A review of Lovesong by Alex Miller

I wrote in glowing terms about Alex Miller’s Landscape of Farewell a couple of years ago. He is a mature writer with an ability to get beneath the skin of his characters, moving beyond the instinctive.

Little did I realise at the time that Landscape was meant to be his farewell as an author. Yet it seems he was incapable of giving up writing.

in some ways he chronicles that journey in Lovesong. The narrator in the book is also a writer, wrestling with his sense of place and identity once he stops writing:

During my life I had acquired no skills for not working, and I soon found that not writing a book was harder than writing one.

The narrator becomes intrigued by the story of a man, John Patterner, whose beautiful and exotic wife Sabiha, has opened a pastry shop nearby. There is a sadness behind her eyes, and slowly the narrator unwinds from John the tangled and tragic story of his wife, via a series of confessions:

But isn’t that what all stories are? Confessions? Aren’t we compelled to tell our stories by our craving for absolution?

While one theme is the narrator’s yearning to capture story; the novel is also about a woman’s desire to bear a child, and about love and loss and desperation, and about John’s desire for his life to bear some meaning.

In this way, it is a novel that resonates with universal themes. It is full of little nuggets of description and wisdom from a writer who has experienced a full life.

For example, the narrator describes loving his wife over a long period of time... “To the end. Which was the best of it. It was only I who could still see her beauty at the end.”

There is a depth here which is rare; a writing of the richness of relationships, as well as the frailties.

In the end, Sabiha justifies a terrible choice that destroys many lives. She does it by putting her needs above others, by seeing it as an act of vengeance, by not seeing the other as a person, by planning it carefully without emotion, by spiritualising it as destiny.

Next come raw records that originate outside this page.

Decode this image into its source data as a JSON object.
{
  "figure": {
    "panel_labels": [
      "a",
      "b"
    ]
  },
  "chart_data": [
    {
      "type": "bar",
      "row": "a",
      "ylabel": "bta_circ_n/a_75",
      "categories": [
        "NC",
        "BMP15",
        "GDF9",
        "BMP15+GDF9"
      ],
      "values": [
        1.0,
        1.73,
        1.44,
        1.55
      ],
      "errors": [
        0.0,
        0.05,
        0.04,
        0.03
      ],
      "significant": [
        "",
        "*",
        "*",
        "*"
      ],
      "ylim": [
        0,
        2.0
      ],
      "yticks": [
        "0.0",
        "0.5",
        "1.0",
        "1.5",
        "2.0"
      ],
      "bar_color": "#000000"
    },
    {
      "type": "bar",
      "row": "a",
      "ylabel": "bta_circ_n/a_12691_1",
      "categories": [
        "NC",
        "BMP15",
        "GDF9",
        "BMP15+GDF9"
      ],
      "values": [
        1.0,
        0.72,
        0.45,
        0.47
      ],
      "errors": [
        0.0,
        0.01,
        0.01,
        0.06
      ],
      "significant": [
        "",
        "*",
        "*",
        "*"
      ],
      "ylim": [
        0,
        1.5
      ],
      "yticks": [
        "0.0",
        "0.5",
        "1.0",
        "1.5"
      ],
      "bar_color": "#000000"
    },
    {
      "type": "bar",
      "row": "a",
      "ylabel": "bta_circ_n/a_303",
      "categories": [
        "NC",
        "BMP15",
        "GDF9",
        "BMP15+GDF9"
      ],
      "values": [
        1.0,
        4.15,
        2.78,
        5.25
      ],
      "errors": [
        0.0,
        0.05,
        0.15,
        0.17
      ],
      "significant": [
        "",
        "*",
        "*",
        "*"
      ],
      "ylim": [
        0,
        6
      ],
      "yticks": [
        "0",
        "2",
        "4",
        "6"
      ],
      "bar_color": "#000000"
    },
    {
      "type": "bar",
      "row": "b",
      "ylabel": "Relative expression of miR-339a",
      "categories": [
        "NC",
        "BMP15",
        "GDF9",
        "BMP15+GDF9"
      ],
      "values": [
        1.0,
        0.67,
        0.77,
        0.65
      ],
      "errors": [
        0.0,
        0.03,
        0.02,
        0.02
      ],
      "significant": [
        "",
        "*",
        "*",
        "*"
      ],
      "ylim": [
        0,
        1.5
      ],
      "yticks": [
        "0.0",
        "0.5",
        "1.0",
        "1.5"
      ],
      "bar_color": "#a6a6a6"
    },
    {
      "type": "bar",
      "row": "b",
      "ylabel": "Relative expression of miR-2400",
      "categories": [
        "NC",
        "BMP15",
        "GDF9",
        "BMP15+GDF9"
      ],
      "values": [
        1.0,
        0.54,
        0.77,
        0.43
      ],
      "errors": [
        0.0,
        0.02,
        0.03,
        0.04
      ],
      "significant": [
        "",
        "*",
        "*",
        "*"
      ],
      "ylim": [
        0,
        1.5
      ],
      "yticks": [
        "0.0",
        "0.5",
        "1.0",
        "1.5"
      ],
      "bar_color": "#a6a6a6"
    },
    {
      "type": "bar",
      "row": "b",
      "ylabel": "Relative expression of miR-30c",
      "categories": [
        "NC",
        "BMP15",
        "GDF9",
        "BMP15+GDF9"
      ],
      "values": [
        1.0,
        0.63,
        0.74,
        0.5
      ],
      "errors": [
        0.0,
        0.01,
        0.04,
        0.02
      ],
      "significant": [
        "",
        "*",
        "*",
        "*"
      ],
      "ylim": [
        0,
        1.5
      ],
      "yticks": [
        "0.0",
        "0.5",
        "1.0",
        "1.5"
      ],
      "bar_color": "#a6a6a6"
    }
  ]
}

These are all ways we seek to escape from the broken paths lying before us. In the end, the consequences overwhelm her excuses. She has succeeded at getting what she wanted, but at great cost.

However, John and Sabiha’s story never overwhelms us, because the narrator is constantly reminding us that he is telling their story:

My view of this is that when someone tells you a story they give it to you. The story is their gift. It becomes yours... They place the story in your trust. And they do it because they need to do it. They want their story to go out from them, and be somewhere else, with their listener. Just as a writer wants to rid himself of his writing and get it to a reader.

There are some very interesting ideas here about storytelling and writing and reading. Moreover, one cannot help but draw the parallel between Sabiha’s choice and the narrator’s. Was the story given? Or taken? Just as Sabiha took what she wanted from someone else.

To what lengths will we go to in justifying the actions we take?

On the other hand, I am taken with this idea of story as gift, of finding ourselves in other people’s stories, or in the true telling of our own story.

Jesus used stories to teach and warn and entice, and to help us discover our hearts.

Maybe that is partly why I love reading books so much. However, I would lose a sense of perspective on my true self if I didn’t compare what I read with the true story of Jesus.

In an interesting device, the narrator is only named in the final pages... Ken. Until then, he has been someone with some history revealed to the reader, but not named. The naming comes as a revelation. John names him as he comments that Ken knows everything about him, but he knows nothing about Ken.

That is where there is a difference between authors and God. While God knows everything about us, he has also revealed so much about himself in his Word. I create a new story with God, weaving in with others, making sense in his meta-narrative. As Nouwen points out, we must receive the gift of God’s story, and make room for it in our lives.